Just found out that “3 Men and a Baby” isn’t a movie about Jesus’s birth.
(My cat, about to barf) MUST…MAKE IT…TO…CARPET
That scene in Pulp Fiction where Vincent revives Mia by stabbing her in the chest with an adrenaline shot, except it’s me on a Saturday morning when my kid shoves his finger in my nostril to wake me up.
Ad exec: but how are we going to reach our target audience?
Ad exec 2: we need to be able to speak their language
Meow Mix jingle writer: *deep breath*
[watching Harry Potter in bed]
Harry: please leave
Some of you reached your wit’s end almost immediately.
My most favourite thing to do at work is leave.
Ha ha, I love it when brands do sassy clapbacks to each other
Exterminator: I can’t do anything about it.
Me: but I’m infested.
Exterminator: look! you’re the one who chose to have this many kids.
Standing in the boys clothes section at Kohls waiting for my wife.
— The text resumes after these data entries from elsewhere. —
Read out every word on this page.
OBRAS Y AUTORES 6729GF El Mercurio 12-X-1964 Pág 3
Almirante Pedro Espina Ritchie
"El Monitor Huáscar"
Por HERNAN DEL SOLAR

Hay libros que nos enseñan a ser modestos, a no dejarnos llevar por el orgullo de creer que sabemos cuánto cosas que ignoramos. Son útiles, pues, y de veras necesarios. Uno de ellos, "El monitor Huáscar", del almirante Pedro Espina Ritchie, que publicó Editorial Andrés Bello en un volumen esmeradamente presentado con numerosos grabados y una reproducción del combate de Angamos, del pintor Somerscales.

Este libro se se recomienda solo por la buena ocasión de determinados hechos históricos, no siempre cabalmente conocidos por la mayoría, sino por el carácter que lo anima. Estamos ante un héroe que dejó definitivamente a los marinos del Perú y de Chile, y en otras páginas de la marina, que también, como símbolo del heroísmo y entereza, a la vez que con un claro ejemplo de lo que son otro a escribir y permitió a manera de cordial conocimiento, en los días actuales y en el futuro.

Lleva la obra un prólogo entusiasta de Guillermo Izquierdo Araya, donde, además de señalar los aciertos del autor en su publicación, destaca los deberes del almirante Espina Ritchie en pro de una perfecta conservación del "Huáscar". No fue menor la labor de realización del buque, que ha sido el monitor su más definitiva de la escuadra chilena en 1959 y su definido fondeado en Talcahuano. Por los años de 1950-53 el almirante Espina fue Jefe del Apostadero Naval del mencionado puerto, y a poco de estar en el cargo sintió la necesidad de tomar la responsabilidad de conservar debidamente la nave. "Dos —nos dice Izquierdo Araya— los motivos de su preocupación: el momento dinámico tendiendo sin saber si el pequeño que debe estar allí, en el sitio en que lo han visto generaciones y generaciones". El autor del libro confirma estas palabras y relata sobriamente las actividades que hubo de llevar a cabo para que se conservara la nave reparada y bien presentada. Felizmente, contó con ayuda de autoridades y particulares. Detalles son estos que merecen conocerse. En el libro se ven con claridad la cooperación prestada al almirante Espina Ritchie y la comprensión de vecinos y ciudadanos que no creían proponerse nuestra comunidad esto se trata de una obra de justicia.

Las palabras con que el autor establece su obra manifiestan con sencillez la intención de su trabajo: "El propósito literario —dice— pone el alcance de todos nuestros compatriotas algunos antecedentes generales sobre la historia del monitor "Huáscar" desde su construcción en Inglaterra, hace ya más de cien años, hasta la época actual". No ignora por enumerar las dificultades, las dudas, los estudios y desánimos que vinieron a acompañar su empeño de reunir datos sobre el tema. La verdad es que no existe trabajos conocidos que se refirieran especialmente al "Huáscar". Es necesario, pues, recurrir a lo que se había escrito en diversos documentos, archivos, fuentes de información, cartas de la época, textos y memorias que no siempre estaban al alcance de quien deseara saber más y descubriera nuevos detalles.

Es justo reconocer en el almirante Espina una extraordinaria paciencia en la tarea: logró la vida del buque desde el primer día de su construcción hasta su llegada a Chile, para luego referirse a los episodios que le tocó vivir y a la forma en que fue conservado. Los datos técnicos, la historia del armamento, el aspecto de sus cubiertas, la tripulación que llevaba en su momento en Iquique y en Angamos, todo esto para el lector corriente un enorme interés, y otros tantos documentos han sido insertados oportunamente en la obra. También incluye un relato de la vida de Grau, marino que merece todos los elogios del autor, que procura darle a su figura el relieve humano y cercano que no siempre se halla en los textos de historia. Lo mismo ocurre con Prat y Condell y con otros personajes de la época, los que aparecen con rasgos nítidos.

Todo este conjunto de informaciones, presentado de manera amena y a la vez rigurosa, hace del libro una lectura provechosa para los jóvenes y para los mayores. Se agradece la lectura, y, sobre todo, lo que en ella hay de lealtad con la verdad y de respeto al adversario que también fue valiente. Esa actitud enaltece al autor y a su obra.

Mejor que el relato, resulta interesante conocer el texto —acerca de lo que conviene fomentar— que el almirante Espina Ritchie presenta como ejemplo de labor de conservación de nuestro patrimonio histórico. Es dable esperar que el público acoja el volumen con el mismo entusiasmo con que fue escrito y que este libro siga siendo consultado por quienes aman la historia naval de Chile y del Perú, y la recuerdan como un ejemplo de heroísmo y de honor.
I just realized I look creepy. Better move to the little girls section.
Her: Does your dog do any tricks?
Me: I taught him to lie on the bed
Her: That’s not impressive lol
Dog: *gets on bed* I wrote Harry Potter
A midwife is just the wife between your first and third one
I’m always confused when people accuse me of “just tweeting things for attention” because…obviously? This isn’t my personal diary. I want people to see it. 😂
One of the few joys in my life is when my kids step on their own Lego.